No other nation in the world has accomplished as much as the US in CO2 reduction, thanks to the shale revolution and the avoidance of the renewables trap.
The United States announced its intentions to withdraw from the Paris climate agreement last year, but still reduced its carbon dioxide emissions more than any other country in the world in 2017. In fact, it was the ninth time in this century that the United States has had the largest reductions in carbon dioxide emissions in the world. U.S. carbon dioxide emissions declined by 0.5 percent or 42 million metric tons in 2017. It was the third consecutive year that carbon dioxide emissions declined in the United States.
Globally, carbon dioxide emissions increased 1.6 percent to 33.4 billion metric tons—an increase of 426 million metric tons. The rate of growth of global carbon dioxide emissions last year was faster than the 1.3 percent average growth rate of the previous 10-year period.
The world largest emitter of carbon dioxide emissions is China, whose emissions increased by 1.6 percent in 2017—by 118 million metric tons, or almost 3 times as much as U.S. emissions were reduced. According to the BP Statistical Review of World Energy, China produces 28 percent of the world’s carbon dioxide emissions. India is the world’s third largest emitter of carbon dioxide and had the second largest increment (93 million metric tons) of carbon dioxide emissions in 2017, more than twice as much an increase as the U.S. reduction.
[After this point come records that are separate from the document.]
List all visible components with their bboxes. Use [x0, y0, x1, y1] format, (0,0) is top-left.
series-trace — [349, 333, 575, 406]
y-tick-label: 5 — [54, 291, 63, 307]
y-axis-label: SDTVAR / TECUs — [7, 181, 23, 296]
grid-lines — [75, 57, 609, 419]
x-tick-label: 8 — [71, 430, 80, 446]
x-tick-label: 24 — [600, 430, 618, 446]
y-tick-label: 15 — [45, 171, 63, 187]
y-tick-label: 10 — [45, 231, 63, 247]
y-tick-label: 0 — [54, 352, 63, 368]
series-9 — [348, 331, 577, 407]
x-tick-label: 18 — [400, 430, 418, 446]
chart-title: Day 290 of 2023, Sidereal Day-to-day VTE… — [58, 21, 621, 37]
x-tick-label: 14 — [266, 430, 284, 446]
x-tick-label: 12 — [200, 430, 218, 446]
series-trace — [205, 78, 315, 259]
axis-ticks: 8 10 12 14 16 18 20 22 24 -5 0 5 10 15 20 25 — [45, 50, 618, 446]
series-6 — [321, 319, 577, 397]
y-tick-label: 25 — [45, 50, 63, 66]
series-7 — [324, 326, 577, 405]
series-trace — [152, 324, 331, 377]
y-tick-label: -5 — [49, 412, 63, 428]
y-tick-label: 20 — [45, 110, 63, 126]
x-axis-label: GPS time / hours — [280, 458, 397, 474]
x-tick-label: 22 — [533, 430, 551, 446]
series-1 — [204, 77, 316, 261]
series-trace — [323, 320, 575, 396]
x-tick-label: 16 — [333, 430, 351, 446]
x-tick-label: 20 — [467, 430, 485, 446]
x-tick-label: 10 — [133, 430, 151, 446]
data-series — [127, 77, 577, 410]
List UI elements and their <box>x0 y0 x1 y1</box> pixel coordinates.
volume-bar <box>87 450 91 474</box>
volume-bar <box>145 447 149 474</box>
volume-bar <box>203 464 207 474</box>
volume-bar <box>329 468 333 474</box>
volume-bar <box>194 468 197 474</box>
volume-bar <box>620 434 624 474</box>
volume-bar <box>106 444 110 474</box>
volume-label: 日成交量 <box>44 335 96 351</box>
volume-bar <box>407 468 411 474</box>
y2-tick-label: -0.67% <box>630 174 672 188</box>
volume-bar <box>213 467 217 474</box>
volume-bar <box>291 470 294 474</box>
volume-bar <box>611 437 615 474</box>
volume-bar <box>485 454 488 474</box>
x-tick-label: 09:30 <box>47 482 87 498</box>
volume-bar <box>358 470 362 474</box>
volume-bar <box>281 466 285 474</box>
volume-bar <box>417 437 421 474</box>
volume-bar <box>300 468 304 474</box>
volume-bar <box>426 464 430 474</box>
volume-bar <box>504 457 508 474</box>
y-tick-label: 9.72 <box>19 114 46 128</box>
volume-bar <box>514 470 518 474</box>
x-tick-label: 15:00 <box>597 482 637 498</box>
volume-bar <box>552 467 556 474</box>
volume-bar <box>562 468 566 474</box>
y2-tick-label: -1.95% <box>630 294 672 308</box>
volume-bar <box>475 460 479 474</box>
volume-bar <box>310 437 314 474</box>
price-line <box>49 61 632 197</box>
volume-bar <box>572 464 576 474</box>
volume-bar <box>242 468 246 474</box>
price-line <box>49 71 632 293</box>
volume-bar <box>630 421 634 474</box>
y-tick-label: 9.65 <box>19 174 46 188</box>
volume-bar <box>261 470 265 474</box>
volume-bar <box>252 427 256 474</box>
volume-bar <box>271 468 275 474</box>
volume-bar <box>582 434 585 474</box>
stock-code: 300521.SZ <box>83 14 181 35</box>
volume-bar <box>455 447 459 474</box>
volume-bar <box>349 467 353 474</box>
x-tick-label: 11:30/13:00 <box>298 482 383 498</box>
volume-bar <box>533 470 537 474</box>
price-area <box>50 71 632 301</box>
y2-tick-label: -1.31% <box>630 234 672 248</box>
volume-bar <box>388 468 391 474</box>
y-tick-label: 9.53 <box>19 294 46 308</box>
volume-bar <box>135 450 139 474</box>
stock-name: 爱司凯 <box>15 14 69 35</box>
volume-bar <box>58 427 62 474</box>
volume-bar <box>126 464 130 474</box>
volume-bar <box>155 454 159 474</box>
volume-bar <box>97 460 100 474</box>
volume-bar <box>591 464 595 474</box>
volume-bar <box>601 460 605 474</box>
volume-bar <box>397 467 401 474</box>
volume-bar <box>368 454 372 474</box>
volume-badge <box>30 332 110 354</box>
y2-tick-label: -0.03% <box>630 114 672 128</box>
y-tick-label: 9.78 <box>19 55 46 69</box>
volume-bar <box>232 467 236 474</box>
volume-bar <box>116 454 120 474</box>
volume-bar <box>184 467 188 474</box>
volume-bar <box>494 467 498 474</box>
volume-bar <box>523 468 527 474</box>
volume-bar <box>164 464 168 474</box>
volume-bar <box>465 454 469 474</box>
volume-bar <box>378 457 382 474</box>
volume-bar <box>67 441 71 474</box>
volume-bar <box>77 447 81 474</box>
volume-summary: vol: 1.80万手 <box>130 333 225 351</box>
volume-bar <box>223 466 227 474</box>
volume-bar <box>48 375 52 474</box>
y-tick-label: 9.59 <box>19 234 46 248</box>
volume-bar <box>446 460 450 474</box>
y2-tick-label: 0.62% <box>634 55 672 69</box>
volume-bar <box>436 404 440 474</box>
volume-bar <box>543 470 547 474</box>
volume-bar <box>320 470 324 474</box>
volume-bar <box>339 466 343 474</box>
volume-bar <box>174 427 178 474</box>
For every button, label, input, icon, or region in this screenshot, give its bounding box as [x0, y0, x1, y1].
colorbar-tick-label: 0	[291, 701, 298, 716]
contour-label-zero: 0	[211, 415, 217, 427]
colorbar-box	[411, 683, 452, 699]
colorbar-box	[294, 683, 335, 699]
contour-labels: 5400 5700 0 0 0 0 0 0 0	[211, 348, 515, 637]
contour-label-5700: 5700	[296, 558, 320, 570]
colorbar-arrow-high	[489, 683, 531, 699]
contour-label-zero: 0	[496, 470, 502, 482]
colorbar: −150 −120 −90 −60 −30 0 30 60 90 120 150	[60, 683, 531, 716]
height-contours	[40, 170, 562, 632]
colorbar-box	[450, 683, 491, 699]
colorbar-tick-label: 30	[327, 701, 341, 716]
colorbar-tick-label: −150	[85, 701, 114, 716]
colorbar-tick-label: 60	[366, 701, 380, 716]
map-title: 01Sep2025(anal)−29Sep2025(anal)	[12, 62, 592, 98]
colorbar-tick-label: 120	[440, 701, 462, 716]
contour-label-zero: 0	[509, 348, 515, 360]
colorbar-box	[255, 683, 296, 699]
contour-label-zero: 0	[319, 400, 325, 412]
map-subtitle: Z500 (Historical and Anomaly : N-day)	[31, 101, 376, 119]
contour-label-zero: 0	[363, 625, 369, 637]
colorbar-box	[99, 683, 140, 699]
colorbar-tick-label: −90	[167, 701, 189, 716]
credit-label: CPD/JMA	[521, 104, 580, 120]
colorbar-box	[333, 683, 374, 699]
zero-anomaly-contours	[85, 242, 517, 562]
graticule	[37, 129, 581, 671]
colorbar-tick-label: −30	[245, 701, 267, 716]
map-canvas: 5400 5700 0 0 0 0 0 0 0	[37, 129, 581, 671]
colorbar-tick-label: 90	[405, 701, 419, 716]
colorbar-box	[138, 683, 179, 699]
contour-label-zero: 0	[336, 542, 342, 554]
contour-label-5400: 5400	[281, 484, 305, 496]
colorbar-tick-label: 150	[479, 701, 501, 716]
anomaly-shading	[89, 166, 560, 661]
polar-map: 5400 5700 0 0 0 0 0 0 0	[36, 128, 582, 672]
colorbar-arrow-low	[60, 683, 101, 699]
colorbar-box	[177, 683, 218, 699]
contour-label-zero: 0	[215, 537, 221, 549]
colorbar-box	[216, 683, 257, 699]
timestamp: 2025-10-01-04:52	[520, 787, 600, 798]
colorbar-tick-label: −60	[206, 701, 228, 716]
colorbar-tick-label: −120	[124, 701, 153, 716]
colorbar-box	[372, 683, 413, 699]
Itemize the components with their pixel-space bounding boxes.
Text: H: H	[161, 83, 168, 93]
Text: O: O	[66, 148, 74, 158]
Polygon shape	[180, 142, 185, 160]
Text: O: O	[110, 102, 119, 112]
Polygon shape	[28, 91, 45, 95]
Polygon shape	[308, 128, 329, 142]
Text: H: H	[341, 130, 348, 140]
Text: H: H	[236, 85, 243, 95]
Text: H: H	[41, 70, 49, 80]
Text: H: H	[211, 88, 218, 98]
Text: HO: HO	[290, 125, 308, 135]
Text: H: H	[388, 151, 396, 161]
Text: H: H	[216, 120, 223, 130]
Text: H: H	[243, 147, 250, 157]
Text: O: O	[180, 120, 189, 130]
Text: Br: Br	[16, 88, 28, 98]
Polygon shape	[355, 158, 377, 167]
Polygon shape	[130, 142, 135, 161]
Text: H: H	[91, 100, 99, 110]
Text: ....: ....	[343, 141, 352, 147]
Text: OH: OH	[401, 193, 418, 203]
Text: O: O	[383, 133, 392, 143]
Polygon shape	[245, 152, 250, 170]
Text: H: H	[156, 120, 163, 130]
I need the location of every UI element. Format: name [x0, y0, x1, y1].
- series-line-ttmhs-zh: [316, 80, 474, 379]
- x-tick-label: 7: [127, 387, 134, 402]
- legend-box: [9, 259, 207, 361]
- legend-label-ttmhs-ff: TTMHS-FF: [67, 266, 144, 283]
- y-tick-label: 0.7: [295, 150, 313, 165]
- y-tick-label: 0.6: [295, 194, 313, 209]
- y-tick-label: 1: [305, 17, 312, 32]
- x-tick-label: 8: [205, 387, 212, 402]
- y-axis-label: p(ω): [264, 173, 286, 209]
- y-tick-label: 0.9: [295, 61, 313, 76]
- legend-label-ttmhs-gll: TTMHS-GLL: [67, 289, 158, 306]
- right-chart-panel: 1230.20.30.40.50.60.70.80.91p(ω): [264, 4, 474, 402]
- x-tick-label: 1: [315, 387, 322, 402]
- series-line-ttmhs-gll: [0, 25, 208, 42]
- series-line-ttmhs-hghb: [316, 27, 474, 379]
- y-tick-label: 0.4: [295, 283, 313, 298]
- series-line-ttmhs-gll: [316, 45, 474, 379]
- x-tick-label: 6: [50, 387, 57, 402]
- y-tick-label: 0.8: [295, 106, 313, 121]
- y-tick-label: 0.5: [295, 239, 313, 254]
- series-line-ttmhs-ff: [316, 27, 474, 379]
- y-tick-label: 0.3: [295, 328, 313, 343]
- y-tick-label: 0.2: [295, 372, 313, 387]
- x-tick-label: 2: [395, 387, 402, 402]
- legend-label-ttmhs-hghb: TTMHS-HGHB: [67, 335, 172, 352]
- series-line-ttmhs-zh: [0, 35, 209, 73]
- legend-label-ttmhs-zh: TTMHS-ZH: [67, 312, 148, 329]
Together, China and India accounted for almost half (212 million metric tons) of the increase in total global carbon dioxide emissions (426 million metric tons) in 2017. The world’s increase in carbon dioxide was more than 10 times the reduction of the United States.
Decarbonization of the Electricity Sector
One of the strategies for reducing carbon dioxide emissions was to decarbonize the generating sector—mainly by reducing coal and increasing renewable energy, particularly wind and solar power. This strategy has been part of the plan for the European Union and for the United States under former President Barack Obama’s Clean Power Plan.
An interesting result from the BP data is that the world has essentially made no progress towards decarbonizing its electricity sector over the last 32 years. In 1985, 36 percent of the world’s electricity was generated from low-carbon sources (hydro, nuclear, renewable energy). In 2017, 33 percent of the world’s electricity was generated from low-carbon sources. Increased generation from non-hydroelectric renewables (solar, wind, biomass) provided only about half of the increase in world electricity demand over the last ten years.
China and India remain large generators of coal-fired electricity, producing 67 percent and 76 percent of their electricity from coal respectively.
The United States made progress in moving toward decarbonization of its generation sector by generating 36 percent of its power in 2017 from non-carbon sources compared to 27 percent in 1985. Non-hydroelectric renewables produced 10 percent of U.S. generation in 2017.
The European Union has also moved toward decarbonization, generating 55 percent of its power from non-carbon sources compared to 40 percent in 1985. In 2017, the European Union generated 20 percent of its electricity from non-hydroelectric renewables. The European Union’s share of global carbon dioxide emissions, however, is only about 10 percent.
France is still generating over 70 percent of its power from nuclear energy. However, other countries, such has Germany and Japan, are moving away from nuclear power. Since 2001, when Germany’s nuclear plants were at their peak performance, Germany reduced its generation from nuclear power by 56 percent. The country has turned to wind and solar power, generating 22 percent of its electricity from those sources and backing them up primarily with coal-fired electricity. Germany produces a higher percentage of its electricity from coal (37 percent) than the United States (31 percent), the world’s largest holder of coal reserves.
Japan’s nuclear power generation was reduced to almost zero in the aftermath of the 2011 tsunami that hit several nuclear power plants. Japan’s nuclear generation is now at just 9 percent of its peak level reached in 1998. To replace the lost nuclear generation, Japan generates some electricity from wind and solar power (almost 7 percent), has increased its production of electricity from gas plants, and continues to use coal for electricity generation.
Global carbon dioxide emissions increased in 2017, despite the Paris Accord—a pact made by almost 200 countries to voluntarily reduce their greenhouse gas emissions. The United States was one of the few countries that decreased its carbon dioxide emissions in 2017. In fact, it had the largest reduction in carbon dioxide emissions. China and India both increased their carbon dioxide emissions, together contributing about half of the increase in the world’s carbon dioxide emissions.
Countries have targeted the generation sector as the most effective means to reduce carbon dioxide emissions, replacing coal-fired generation with renewable energy. However, globally, the generation sector has not made progress in moving toward decarbonization over the past 32 years.